[Jetson-TK1] Bad flash (/dev/mmcblk0p1) and how to fix

The last friday we had a power outage in our lab. When booting our Jetson-TK1 kit, we discovered that there were file system errors in the root fs (/dev/mmcblk0p1).

Following the specifications here:
[url]http://elinux.org/Jetson/Cloning[/url]
we then read out the entire system.img partition, mounted it, run e2fsck -c -f -p, and re-write it back to the Jetson-TK1.

While this temporarily fixed the issues we were seeing, we still get a corrupted file system after 1-2 days of normal usage. It was evident today, because we were no longer able to ssh into the Jetson-TK1 - our user was gone, and by checking the local display we found we had a lot of inode errors. Very interesting…

I think the flash memory is bad, but I was wondering if anyone can come with some suggestions / comments? I am currently running badblocks -w /dev/mmcblk0p1 directly on the Jetson-TK1 (booting from SDMMC), but I am open for input.

If you expect file system errors, you might want to create a “rescue sd card” ahead of time (you already have this, others might find it useful).

You can unpack the sample rootfs onto an SD card, then run apply_binaries.sh with the “–root=some/sdcard/path” option from your host. Then edit your eMMC copy of “/boot/extlinux/extlinux.conf” (the SD card /boot version can be used for backup, but the eMMC /boot is used for actual boot) and add a second non-default entry for SD card to boot exactly as the original, except naming root as “/dev/mmcblk1p1”.

From that time forward you can power down, insert SD card, boot to serial console prompt, pick SD card to boot to, and then freely repair or inspect /dev/mmcblk0p1 without the clone hassle. You can even create a more-or-less exact copy of your running system (less meta files like /sys and /proc plus /etc/fstab changes) as a backup. Having booted to SD card functions like e2fsck are not restricted for eMMC.

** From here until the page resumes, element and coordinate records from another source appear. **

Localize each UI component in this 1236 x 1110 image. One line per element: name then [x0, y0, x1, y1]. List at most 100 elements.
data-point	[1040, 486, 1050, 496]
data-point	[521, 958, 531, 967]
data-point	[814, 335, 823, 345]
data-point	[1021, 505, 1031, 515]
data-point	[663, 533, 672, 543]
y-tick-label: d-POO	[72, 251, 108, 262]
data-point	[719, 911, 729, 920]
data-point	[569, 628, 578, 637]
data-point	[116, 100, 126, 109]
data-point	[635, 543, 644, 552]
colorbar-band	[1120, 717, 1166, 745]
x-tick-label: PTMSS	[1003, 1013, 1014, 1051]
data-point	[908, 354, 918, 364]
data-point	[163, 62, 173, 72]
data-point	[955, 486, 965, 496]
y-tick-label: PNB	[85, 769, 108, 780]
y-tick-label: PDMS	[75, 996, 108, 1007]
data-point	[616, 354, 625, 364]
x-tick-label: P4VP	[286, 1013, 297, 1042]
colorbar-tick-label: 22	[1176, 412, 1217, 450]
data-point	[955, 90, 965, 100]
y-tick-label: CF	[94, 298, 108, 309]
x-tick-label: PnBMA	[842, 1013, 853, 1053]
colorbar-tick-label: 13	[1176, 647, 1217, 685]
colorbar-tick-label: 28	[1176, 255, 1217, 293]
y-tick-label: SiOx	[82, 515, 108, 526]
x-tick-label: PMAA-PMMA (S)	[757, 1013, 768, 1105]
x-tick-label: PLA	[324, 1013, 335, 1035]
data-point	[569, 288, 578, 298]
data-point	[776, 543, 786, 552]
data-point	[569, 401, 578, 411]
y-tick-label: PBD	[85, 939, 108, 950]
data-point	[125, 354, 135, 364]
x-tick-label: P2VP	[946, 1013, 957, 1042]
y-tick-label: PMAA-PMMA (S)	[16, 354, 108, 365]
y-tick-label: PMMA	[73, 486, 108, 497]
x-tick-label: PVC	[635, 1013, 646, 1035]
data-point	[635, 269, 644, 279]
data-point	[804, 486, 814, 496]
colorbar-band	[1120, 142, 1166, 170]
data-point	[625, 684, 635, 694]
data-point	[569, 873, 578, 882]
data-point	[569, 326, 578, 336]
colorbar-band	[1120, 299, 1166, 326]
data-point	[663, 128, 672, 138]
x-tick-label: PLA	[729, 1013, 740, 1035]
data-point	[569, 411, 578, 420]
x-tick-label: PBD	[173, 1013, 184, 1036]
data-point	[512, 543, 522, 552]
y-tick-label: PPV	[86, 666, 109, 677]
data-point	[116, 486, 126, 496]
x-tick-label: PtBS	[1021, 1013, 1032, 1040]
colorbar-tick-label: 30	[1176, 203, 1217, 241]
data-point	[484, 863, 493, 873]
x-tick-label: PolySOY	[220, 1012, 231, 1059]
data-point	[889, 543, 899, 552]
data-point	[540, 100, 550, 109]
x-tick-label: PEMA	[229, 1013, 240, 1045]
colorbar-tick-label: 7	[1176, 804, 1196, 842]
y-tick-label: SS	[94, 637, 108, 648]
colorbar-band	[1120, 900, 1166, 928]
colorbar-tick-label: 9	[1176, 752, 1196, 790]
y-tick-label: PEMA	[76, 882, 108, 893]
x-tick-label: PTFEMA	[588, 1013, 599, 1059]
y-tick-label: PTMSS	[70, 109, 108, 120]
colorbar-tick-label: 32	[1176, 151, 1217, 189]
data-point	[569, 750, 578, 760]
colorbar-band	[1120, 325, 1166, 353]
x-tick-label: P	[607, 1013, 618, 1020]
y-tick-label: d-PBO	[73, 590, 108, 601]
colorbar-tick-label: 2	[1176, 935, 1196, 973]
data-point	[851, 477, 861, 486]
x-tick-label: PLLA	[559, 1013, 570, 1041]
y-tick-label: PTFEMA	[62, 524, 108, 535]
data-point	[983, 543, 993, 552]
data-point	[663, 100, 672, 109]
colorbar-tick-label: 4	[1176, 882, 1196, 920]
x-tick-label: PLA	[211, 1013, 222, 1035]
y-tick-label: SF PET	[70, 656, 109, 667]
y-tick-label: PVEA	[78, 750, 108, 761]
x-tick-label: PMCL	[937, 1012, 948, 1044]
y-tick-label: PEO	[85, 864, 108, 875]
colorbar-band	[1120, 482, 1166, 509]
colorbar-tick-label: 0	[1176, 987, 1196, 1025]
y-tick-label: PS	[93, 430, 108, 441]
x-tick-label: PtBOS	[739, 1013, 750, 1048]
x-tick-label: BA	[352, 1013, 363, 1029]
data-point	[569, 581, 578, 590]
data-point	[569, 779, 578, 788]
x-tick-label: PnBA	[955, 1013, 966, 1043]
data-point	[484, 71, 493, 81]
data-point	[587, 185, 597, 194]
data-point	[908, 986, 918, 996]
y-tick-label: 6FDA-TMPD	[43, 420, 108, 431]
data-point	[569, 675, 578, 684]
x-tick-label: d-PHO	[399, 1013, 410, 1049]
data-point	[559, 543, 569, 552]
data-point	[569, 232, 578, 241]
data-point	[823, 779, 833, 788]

So far as unit testing goes, if you are concerned that the hardware has damaged eMMC, you could perform a series of clones and re-write from clone and compare each clone’s sha1sum. Checksum will fail to match if the journalling file system is ever mounted, as journal date stamps will increment even when mounted read-only. Thus the testing would require repeated clone/write without the file system ever mounting. In this case checksum should be the same for each clone after repeated clone/rewrite (it’s very important to emphasize any file system mount of any kind will invalidate check sums, even on loopback).